Many specific inhibitors have been developed against TGM2 [68]. For example, ERW1041E is a TGM2-specific irreversible inhibitor that has been used to explore the role of TGM2 in hypoxia-induced pulmonary, celiac disease and cardiac fibrosis [69,70,71]. TGM2 inhibitors should be very useful to further support the role of TGM2 in cell cultures. Given that TGM2 is ubiquitously expressed in the central nervous system, technique for allowing the specific delivery of TGM2 inhibitors to NSPCS in the brain still remains a challenge.

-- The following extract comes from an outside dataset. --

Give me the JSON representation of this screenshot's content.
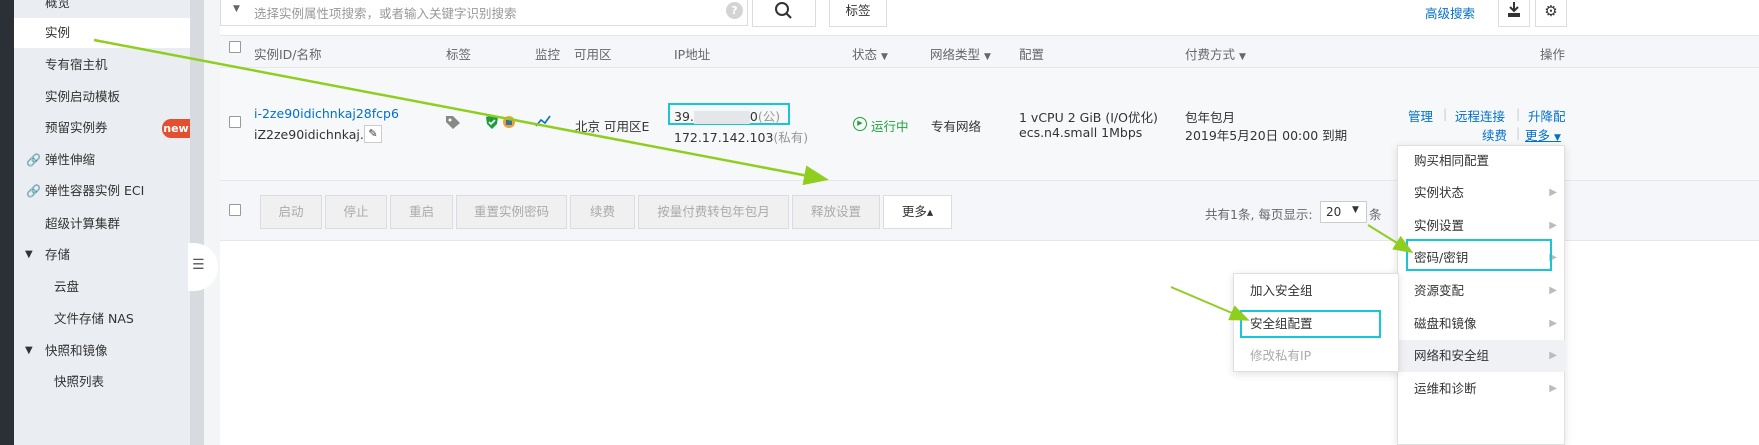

Moreover, additional experiments are required to ascertain the role and mechanisms of TGM2 in the pathogenesis of TBI, such as blocking TGM2 with specific inhibitors, profiling of proteome, rescuing TGM2-knockout phenotype, as well as evaluating possible crosstalk between different sources of TGM2.

In conclusion, the present study provides evidence showing that TGM2 is a key regulator for promoting hippocampal neurogenesis under both physiological and TBI conditions. We have also proposed some signaling pathways and gene candidates that are worthy to further explore the mechanisms of altered neurogenesis and to develop cell-based therapeutic strategies for treating brain trauma as well as other neurodegenerative diseases. Hence, this study fills the gap of TGM2 in adult neurogenesis and proves the feasibility of endogenous NSPCs-based therapeutics for brain repair.